Lower Costs and Better Care for Neediest Patients
Can we lower medical costs by giving the neediest patients better care?
If Camden, New Jersey, becomes the first American community to lower its medical costs, it will have a murder to thank. At nine-fifty on a February night in 2001, a twenty-two-year-old black man was shot while driving his Ford Taurus station wagon through a neighborhood on the edge of the Rutgers University campus. The victim lay motionless in the street beside the open door on the driver’s side, as if the car had ejected him. A neighborhood couple, a physical therapist and a volunteer firefighter, approached to see if they could help, but police waved them back.

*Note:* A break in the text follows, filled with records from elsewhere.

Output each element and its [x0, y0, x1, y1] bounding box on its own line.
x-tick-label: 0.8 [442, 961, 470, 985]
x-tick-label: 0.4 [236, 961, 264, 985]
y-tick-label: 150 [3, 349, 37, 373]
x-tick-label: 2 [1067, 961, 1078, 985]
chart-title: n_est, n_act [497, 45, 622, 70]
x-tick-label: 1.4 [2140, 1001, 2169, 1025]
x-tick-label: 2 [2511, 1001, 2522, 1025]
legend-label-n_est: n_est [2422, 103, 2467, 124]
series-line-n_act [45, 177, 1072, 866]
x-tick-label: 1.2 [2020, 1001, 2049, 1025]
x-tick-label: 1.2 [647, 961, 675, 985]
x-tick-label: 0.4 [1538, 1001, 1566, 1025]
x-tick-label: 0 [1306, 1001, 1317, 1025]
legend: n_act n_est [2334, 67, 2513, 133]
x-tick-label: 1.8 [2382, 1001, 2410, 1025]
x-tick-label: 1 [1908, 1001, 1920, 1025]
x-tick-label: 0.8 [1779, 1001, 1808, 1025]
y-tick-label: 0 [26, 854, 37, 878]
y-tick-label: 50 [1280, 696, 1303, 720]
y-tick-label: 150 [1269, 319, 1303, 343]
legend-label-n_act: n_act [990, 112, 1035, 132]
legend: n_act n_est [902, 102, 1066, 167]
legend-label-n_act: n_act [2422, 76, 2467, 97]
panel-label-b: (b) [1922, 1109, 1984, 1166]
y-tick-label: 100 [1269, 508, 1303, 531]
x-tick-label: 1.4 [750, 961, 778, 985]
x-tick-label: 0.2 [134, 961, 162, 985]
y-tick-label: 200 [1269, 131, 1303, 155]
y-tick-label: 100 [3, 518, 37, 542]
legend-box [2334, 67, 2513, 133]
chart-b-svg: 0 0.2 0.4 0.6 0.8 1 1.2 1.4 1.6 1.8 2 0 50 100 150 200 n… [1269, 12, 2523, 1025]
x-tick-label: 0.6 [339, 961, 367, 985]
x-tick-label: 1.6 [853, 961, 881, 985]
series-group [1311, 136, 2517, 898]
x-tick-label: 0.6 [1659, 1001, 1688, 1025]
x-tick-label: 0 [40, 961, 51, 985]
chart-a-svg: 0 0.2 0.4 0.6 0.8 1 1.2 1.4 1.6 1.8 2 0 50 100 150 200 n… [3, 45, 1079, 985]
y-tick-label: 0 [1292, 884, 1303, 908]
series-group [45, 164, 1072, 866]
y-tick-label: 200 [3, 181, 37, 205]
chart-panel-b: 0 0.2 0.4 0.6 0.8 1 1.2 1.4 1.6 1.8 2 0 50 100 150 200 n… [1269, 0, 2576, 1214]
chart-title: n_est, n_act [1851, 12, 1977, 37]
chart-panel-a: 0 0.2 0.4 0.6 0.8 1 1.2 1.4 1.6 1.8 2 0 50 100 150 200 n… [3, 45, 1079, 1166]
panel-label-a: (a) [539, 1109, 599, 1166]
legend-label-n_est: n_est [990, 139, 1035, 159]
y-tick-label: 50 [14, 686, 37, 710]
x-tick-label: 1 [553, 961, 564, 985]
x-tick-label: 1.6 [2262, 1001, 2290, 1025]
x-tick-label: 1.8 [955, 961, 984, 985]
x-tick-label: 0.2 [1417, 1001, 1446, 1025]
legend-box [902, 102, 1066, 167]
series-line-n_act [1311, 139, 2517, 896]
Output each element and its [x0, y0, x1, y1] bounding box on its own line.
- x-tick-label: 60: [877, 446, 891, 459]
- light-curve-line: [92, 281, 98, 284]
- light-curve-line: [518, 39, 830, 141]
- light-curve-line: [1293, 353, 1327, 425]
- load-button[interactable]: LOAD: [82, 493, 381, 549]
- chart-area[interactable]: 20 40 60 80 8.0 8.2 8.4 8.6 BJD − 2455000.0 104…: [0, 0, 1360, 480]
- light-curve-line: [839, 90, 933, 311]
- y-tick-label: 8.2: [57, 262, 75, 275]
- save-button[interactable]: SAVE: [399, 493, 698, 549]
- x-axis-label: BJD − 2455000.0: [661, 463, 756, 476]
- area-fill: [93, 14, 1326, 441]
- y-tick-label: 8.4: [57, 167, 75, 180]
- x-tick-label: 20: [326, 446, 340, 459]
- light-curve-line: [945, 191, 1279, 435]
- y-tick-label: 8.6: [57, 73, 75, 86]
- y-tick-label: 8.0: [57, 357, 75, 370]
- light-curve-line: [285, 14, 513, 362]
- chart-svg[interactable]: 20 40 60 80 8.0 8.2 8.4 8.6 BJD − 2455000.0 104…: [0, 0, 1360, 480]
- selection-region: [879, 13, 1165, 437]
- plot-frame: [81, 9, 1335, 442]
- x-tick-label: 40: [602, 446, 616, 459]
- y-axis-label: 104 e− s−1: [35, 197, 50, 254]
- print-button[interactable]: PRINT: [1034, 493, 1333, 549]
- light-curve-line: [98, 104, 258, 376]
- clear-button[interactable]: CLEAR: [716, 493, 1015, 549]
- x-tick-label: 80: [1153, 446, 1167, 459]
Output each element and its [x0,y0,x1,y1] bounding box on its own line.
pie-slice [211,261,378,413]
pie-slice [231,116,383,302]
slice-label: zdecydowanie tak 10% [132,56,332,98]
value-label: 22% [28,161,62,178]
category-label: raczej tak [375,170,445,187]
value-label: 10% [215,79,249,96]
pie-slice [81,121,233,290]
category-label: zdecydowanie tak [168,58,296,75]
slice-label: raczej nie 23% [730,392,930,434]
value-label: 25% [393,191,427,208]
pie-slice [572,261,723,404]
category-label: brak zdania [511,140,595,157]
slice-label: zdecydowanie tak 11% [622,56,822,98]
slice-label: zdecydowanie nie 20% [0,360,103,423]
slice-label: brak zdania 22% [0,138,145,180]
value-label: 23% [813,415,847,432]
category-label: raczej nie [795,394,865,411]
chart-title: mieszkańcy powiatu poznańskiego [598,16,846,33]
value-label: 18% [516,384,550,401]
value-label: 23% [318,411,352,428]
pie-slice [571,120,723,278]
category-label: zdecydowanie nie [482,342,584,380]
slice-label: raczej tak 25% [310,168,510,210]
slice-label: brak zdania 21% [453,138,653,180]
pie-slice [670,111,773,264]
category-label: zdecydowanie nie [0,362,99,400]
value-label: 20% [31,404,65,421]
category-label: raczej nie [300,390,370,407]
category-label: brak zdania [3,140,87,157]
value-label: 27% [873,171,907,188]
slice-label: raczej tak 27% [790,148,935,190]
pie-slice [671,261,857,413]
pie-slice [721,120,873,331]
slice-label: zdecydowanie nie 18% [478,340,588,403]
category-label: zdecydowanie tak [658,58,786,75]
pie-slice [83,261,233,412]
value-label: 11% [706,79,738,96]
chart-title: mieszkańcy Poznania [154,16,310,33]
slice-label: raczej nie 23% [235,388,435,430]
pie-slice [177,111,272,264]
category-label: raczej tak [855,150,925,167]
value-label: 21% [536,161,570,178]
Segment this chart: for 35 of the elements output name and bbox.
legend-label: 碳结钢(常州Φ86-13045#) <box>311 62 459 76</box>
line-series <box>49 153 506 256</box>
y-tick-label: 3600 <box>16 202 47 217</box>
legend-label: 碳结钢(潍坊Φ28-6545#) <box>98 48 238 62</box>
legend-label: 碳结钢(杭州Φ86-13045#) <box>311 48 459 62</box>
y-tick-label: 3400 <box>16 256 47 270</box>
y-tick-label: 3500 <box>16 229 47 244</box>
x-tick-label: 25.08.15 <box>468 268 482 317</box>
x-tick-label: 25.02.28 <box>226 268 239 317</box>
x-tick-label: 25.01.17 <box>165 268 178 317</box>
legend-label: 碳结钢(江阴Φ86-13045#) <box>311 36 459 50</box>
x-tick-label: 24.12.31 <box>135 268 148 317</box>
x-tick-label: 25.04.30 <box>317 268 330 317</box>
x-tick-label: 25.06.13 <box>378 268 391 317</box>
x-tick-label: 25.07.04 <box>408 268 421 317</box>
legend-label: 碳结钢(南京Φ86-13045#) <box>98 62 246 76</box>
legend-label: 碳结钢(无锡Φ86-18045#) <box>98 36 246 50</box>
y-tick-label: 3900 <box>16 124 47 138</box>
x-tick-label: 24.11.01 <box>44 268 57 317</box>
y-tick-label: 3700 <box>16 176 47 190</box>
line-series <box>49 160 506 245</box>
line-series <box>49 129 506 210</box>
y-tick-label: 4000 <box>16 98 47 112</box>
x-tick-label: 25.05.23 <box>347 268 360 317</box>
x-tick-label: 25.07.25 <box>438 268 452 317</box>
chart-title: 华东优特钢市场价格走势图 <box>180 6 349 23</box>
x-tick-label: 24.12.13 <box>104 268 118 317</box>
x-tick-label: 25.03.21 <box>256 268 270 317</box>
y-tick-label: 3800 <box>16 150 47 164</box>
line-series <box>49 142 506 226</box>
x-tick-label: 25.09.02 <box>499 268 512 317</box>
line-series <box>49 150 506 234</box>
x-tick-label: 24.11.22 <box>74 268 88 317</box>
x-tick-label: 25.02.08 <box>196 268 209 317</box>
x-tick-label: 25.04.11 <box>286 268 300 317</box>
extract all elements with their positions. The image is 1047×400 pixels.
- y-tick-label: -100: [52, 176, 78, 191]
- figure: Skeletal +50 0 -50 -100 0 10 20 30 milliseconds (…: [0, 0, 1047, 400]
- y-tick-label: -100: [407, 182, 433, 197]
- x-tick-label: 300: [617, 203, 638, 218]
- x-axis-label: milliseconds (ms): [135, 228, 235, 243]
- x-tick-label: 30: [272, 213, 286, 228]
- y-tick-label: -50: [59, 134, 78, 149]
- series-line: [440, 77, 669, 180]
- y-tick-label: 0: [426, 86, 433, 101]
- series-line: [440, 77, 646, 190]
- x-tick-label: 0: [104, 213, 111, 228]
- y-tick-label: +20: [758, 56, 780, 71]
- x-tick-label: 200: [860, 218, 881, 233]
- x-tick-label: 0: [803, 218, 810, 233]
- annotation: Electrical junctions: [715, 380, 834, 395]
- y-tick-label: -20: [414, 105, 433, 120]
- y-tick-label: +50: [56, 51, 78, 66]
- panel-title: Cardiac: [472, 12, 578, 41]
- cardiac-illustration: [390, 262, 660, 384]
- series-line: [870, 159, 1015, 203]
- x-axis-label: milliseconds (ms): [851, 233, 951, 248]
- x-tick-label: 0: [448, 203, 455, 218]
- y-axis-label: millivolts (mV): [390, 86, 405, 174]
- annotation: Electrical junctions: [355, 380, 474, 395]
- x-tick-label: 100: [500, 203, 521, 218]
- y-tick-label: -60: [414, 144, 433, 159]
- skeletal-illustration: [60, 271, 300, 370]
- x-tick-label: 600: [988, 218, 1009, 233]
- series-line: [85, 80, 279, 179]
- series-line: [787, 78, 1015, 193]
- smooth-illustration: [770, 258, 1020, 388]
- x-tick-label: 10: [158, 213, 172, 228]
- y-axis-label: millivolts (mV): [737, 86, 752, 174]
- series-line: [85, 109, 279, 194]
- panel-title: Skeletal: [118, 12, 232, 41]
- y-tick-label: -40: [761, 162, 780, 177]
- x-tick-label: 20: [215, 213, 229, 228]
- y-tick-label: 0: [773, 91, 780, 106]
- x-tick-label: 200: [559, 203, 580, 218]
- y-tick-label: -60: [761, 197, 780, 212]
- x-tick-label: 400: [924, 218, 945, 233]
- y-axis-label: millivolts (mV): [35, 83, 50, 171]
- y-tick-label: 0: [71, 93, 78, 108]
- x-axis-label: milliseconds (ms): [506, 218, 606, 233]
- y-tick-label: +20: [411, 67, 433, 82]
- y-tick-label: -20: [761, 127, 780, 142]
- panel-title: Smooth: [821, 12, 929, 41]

“He’s not going to make it,” an officer reportedly told the physical therapist. “He’s pretty much dead.” She called a physician, Jeffrey Brenner, who lived a few doors up the street, and he ran to the scene with a stethoscope and a pocket ventilation mask. After some discussion, the police let him enter the crime scene and attend to the victim. Witnesses told the local newspaper that he was the first person to lay hands on the man.
“He was slightly overweight, turned on his side,” Brenner recalls. There was glass everywhere. Although the victim had been shot several times and many minutes had passed, his body felt warm. Brenner checked his neck for a carotid pulse. The man was alive. Brenner began the chest compressions and rescue breathing that should have been started long before. But the young man, who turned out to be a Rutgers student, died soon afterward.